2) Interaction logic:
a) Present content in the user's language by default.
b) For large text or complex datasets, analyze logical hierarchy and decompose.
c) Each turn focuses on one major section or one complete image design.
d) Keep layouts clean; make data visuals accurate and attractive.
## Overall tone:
* Professional and artistic.
* Friendly and approachable.
* Aim for masterpiece-level quality and rich detail.
How to use this prompt
- Copy the full prompt into Nano Banana Pro (or Gemini and similar).
- Paste your long article below the prompt (Chinese or English both work).
- Send. The model decides:
- Moderate length → one complete infographic
- Long content → multiple images, delivered step by step
- If it pauses between panels, reply “continue” or confirm when prompted for image 2, 3, etc.
Why this works
The old pattern was “one image to rule them all,” forcing brutal compression.
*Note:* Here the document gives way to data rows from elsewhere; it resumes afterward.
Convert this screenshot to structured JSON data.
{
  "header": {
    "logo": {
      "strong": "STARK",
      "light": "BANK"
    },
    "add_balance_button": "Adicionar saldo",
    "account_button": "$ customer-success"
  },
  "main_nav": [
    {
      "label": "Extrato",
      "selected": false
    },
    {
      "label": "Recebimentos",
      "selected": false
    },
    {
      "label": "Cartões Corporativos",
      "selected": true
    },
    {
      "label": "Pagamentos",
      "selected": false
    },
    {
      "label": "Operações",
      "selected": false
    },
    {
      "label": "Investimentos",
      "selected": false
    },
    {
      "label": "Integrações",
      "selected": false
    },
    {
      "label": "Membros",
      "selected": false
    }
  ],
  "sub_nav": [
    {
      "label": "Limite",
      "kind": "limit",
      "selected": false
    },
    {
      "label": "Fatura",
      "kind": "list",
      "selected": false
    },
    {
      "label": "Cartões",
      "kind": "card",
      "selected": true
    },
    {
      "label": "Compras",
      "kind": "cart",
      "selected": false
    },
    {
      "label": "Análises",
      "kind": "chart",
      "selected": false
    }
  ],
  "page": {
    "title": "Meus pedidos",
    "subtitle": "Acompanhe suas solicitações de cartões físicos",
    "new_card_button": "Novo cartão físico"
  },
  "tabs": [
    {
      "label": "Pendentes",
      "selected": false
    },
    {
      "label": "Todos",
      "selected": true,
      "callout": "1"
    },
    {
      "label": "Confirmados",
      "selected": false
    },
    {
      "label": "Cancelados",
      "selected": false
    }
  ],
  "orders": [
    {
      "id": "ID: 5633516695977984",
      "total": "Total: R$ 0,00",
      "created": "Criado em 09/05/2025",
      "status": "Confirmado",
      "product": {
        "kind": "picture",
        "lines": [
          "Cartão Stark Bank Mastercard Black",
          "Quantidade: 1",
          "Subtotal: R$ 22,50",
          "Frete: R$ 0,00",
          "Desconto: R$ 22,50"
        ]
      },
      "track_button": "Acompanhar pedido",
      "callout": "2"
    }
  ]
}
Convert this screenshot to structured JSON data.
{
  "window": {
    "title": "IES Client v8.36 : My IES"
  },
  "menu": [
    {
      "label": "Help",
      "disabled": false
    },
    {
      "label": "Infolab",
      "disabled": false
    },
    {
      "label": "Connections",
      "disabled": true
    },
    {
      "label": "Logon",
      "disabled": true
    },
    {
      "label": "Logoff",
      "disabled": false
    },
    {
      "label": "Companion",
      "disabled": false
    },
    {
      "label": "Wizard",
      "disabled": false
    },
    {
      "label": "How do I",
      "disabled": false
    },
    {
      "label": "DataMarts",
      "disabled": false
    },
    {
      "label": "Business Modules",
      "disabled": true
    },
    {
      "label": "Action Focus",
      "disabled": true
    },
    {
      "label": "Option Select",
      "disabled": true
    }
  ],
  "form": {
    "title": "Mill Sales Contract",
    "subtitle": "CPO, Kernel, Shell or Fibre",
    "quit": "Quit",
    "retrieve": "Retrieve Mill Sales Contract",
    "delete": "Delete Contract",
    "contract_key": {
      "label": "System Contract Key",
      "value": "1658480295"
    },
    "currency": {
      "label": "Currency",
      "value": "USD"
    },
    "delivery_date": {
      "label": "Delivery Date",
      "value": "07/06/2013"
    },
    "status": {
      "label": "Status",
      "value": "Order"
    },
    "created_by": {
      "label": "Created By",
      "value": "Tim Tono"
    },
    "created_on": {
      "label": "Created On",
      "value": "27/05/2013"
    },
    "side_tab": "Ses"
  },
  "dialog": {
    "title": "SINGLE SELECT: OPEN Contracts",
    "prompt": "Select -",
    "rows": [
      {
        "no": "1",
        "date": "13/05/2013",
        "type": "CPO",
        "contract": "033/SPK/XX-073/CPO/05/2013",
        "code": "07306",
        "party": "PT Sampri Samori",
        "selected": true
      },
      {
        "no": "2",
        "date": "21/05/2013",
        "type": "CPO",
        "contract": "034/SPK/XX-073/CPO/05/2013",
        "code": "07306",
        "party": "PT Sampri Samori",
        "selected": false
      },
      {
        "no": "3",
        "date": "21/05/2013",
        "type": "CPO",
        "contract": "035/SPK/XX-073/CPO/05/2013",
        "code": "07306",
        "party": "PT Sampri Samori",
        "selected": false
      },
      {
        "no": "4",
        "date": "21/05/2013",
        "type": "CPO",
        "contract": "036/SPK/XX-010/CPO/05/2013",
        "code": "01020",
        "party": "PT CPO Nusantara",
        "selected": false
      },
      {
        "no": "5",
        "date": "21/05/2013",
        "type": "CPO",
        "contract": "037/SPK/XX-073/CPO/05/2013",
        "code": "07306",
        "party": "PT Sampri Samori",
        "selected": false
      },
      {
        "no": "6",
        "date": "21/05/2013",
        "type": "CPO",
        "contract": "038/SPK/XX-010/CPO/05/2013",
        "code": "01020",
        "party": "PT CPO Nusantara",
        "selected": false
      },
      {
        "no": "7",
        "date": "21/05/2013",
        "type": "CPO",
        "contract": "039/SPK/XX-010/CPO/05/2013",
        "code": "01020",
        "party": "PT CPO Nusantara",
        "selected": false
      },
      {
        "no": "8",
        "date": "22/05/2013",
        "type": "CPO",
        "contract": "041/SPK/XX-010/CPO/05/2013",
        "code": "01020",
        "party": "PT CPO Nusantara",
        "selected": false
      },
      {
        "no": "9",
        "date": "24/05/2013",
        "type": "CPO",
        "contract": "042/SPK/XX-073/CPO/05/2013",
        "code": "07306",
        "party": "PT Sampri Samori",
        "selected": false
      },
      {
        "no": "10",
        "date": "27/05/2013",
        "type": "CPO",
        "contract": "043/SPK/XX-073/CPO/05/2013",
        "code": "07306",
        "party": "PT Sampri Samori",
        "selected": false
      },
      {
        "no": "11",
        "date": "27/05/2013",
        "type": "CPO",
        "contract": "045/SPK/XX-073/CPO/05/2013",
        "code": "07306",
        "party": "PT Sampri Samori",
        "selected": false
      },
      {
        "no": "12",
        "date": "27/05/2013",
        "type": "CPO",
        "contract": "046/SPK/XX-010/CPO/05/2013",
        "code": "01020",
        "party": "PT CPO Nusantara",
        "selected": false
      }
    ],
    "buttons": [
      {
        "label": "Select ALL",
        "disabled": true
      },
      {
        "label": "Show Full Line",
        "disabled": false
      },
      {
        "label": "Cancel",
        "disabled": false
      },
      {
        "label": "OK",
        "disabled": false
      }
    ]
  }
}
The new prompt changes three things:
- Split authority: the model decides when to break into multiple images
- Structure-first: it maps hierarchy, then cuts by chapter or theme
- One core block per image: depth per panel without sacrificing polish
In short—not stuffing the elephant in the fridge, but drawing it as a comic series.
Good fits
- Deep reading notes (5,000+ words)
- Multi-chapter reports or white papers
- Multi-step tutorials with several interests or phases
- Any complex topic that “doesn’t fit on one sheet”
Closing thought
Tools matter less than how you steer them.
Nano Banana Pro is already strong; a good prompt upgrades it from “one pretty picture” to “a full information narrative.”
Hope this keeps the details you used to lose in compression.